Suddenly, our faces grew somber as that thought washed over us, slowly bringing us to the realization that it was our lives that we were staring at. Up to that moment, we chose to ignore that because we had fallen in love with the country and its people, and we were passionate about the unjust social system. The easy thing to do was to get angry with these rich Salvadorans, or to scold them for being so selfish with their wealth and fortune. But now, we realized, to do such things would be hypocritical, as all of us were in the same boat as that wealthy side of town. In the US, I fit in with the middle class so I don’t consider myself to be overly wealthy, as that community seemed to be. But the truth is that I am one of the rich people who live in comfort and convenience, all the while turning a blind eye to the sufferings of the poor in the world as well as in my own country. The only difference between the Salvadorans and me is that I can’t see the other side. I have the option to wake up every morning, look outside my window and tell myself that everything is going right in the world, just because I can’t see how everybody else lives. El Salvador showed me otherwise.

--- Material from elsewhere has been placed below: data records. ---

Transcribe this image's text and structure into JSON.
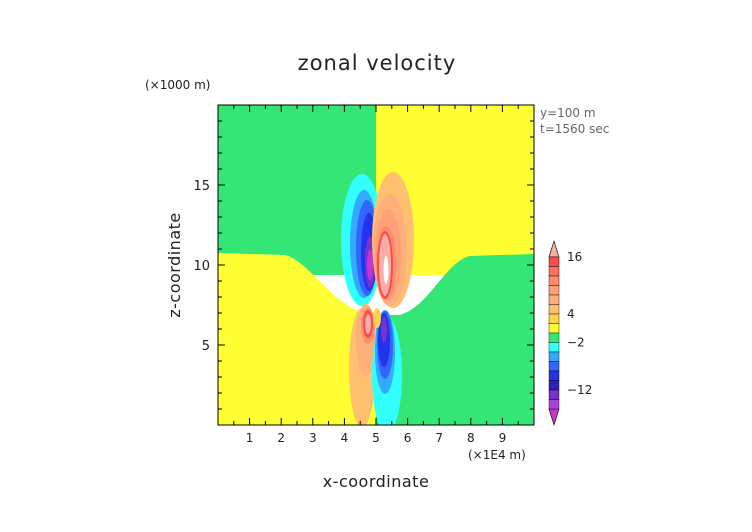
{
  "chart_data": {
    "type": "heatmap",
    "title": "zonal velocity",
    "xlabel": "x-coordinate",
    "ylabel": "z-coordinate",
    "x_scale_label": "(×1E4 m)",
    "y_scale_label": "(×1000 m)",
    "annotations": [
      "y=100 m",
      "t=1560 sec"
    ],
    "xlim": [
      0,
      10
    ],
    "ylim": [
      0,
      20
    ],
    "x_ticks": [
      "1",
      "2",
      "3",
      "4",
      "5",
      "6",
      "7",
      "8",
      "9"
    ],
    "y_ticks": [
      "5",
      "10",
      "15"
    ],
    "colorbar": {
      "tick_labels": [
        "16",
        "4",
        "−2",
        "−12"
      ],
      "levels": [
        {
          "value": 18,
          "color": "#f4b0a6"
        },
        {
          "value": 16,
          "color": "#ff4a4a"
        },
        {
          "value": 14,
          "color": "#ff7060"
        },
        {
          "value": 12,
          "color": "#ff8c6c"
        },
        {
          "value": 10,
          "color": "#ffa077"
        },
        {
          "value": 8,
          "color": "#ffb07a"
        },
        {
          "value": 6,
          "color": "#ffc070"
        },
        {
          "value": 4,
          "color": "#ffd24a"
        },
        {
          "value": 2,
          "color": "#ffff33"
        },
        {
          "value": 0,
          "color": "#33e675"
        },
        {
          "value": -2,
          "color": "#33ffff"
        },
        {
          "value": -4,
          "color": "#33aaff"
        },
        {
          "value": -6,
          "color": "#3366ff"
        },
        {
          "value": -8,
          "color": "#2233ee"
        },
        {
          "value": -10,
          "color": "#3020c0"
        },
        {
          "value": -12,
          "color": "#7733cc"
        },
        {
          "value": -14,
          "color": "#a644d6"
        },
        {
          "value": -16,
          "color": "#cc33cc"
        }
      ]
    },
    "background_regions": [
      {
        "region": "upper-left",
        "color": "#33e675"
      },
      {
        "region": "upper-right",
        "color": "#ffff33"
      },
      {
        "region": "lower-left",
        "color": "#ffff33"
      },
      {
        "region": "lower-right",
        "color": "#33e675"
      }
    ],
    "features": [
      {
        "kind": "negative-lobe",
        "x": 4.5,
        "z": 12.0,
        "min": -12
      },
      {
        "kind": "positive-lobe",
        "x": 5.25,
        "z": 11.2,
        "max": 18
      },
      {
        "kind": "positive-lobe",
        "x": 4.75,
        "z": 6.5,
        "max": 16
      },
      {
        "kind": "negative-lobe",
        "x": 5.25,
        "z": 5.5,
        "min": -10
      }
    ]
  }
}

One of the main reasons I wanted to go on this trip was to be put out of my comfort zone and El Salvador did just that. What I wasn’t expecting though, was that upon returning to the US, I would once again be thrust out of my comfort zone in my own home. I no longer have that option to convince myself that the world is fine because I know, first-hand that it most certainly is not. This is no longer just an issue in the news for me, but a little family that I came to love living their lives in a little mud hut. There are so many things that I have been struggling with ever since we got back. How can I go on living like I do when friends who I consider my second family live with hardly a cent to their names? How can I live with myself? Am I to blame for the situation they’re stuck in? Is there anything at all I can do to fix it? If so, what? How?
No, I do not have answers to many of these questions. But I do know that I can change the way I think. El Salvador has deepened and strengthened my values, especially those of life and dignity for all people; and with these, I now look at my life in a whole new light, and I can see the great responsibility that comes with wealth. I have a responsibility to live my life in a way that honors my brothers and sister, Josue, Carlos and Karla and my host mother, Margarita. For, not only did they invite me into their home, but they also invited me to become consciously aware of my place as a global citizen, my wealth, and this newfound responsibility that goes along with it. That, for me, is what living a life of integrity means.